My biggest takeaway from my chat with Renee was definitely her suggestion to get to know everybody and maintain those relationships. While I think I have no problem being friendly and sociable, I know that one of my weaknesses is keeping in touch with those who are not physically around me. In the past year, I have gotten random advice from various adults (colleagues or, more randomly, Uber drivers) that all seem to speak the same truth: keep in touch with the people who care about your growth. Don’t lose connections. I have realized during college that this is not as difficult as it may feel. The only obstacle to keeping in touch with people is the fear that they will forget about you if too much time passes, or that they will not want to help you out.
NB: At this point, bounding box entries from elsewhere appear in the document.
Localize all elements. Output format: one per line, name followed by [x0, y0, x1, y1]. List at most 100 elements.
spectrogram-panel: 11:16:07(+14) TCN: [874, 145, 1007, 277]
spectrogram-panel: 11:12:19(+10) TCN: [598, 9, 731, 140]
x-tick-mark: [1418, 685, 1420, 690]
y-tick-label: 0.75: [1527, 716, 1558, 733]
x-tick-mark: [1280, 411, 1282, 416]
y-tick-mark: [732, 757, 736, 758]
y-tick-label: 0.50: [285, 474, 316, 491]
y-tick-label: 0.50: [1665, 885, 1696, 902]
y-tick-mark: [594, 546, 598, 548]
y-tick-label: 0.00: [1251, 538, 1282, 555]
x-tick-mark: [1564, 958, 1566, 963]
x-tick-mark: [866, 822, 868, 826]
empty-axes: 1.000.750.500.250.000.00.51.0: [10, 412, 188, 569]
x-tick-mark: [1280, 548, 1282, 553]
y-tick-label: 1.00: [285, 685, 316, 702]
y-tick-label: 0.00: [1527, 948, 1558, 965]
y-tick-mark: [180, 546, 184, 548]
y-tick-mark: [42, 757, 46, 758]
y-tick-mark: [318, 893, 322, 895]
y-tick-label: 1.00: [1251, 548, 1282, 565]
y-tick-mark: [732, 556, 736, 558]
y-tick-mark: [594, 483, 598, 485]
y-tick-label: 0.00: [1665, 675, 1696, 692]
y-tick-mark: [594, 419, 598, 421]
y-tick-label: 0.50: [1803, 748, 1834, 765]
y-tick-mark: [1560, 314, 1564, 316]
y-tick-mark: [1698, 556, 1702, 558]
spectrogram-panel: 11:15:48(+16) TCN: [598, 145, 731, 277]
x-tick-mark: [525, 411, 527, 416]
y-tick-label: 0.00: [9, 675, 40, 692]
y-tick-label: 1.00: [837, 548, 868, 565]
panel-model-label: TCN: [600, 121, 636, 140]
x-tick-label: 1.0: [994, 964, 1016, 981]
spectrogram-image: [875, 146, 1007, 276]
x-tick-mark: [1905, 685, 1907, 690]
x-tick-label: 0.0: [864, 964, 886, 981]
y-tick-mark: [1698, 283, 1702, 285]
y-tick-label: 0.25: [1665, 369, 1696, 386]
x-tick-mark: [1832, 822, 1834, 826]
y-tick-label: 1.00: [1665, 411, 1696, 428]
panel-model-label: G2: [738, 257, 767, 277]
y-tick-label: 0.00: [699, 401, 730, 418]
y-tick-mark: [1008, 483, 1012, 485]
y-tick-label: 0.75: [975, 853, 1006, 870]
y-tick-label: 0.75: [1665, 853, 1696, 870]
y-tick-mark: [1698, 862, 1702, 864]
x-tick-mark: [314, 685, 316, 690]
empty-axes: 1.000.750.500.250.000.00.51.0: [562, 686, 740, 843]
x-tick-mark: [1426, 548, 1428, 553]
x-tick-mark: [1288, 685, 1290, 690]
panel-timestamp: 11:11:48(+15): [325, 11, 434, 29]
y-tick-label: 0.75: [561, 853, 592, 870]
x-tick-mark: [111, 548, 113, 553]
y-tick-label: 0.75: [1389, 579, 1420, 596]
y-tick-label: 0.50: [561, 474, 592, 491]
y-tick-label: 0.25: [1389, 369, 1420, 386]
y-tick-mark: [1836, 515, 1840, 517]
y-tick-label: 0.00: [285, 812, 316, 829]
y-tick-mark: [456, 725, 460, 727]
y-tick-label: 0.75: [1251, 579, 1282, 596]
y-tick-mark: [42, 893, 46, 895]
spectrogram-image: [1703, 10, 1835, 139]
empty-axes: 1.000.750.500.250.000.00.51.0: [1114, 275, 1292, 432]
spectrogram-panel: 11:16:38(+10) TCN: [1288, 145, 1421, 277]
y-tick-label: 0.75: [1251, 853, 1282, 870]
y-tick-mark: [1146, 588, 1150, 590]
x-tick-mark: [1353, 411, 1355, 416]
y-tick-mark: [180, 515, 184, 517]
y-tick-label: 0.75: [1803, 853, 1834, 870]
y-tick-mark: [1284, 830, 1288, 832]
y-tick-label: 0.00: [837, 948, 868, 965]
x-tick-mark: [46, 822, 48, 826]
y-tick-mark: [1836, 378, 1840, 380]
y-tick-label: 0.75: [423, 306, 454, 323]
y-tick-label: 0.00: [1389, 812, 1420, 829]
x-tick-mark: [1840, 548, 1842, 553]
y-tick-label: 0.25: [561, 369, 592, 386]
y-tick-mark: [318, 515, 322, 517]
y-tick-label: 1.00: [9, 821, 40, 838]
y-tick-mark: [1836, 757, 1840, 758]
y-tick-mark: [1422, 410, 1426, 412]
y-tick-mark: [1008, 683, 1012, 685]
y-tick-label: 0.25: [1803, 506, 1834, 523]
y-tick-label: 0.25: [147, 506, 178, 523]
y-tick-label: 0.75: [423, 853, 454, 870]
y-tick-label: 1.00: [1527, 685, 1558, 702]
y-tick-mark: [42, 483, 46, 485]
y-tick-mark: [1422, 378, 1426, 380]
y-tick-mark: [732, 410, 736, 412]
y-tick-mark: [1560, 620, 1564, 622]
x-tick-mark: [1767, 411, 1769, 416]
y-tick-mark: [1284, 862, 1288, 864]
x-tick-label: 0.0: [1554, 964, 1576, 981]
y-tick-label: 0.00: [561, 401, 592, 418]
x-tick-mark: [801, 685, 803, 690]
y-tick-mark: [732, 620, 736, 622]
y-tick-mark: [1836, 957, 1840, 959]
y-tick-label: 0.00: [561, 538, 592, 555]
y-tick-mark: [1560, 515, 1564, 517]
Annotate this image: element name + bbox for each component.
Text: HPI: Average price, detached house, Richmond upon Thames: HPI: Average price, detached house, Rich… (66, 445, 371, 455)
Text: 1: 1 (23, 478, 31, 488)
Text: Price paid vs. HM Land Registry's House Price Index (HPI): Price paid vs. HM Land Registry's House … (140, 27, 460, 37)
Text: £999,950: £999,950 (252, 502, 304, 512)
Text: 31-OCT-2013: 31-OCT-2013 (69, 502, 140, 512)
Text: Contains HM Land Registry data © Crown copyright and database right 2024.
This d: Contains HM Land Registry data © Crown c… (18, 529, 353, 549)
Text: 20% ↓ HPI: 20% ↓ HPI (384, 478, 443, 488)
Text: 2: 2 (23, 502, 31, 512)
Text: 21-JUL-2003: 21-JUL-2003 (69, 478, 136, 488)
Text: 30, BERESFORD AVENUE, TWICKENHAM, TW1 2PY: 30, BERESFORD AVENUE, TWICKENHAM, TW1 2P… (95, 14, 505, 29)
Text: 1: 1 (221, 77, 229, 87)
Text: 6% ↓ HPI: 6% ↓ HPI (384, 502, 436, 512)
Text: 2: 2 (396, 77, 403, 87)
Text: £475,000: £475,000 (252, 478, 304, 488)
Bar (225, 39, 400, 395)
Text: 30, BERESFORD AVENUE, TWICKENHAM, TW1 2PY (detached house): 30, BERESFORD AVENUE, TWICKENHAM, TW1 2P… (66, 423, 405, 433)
Last year, I reconnected with a professor that I had not talked to in almost three years. I’d refrained from reaching out to him because I thought that too much time had passed. Nonetheless, we ran into each other by chance at an on-campus event, and I was surprised that he remembered me very well. A while after that, we got coffee, and he offered to look over any short stories that I had written.
Hearing Renee emphasize the importance of keeping in touch with others has inspired me to contact some of my old professors before I graduate. As uncertain as the future is, I am excited by the fact that there are people who care about my success and growth, and are willing to be there by my side.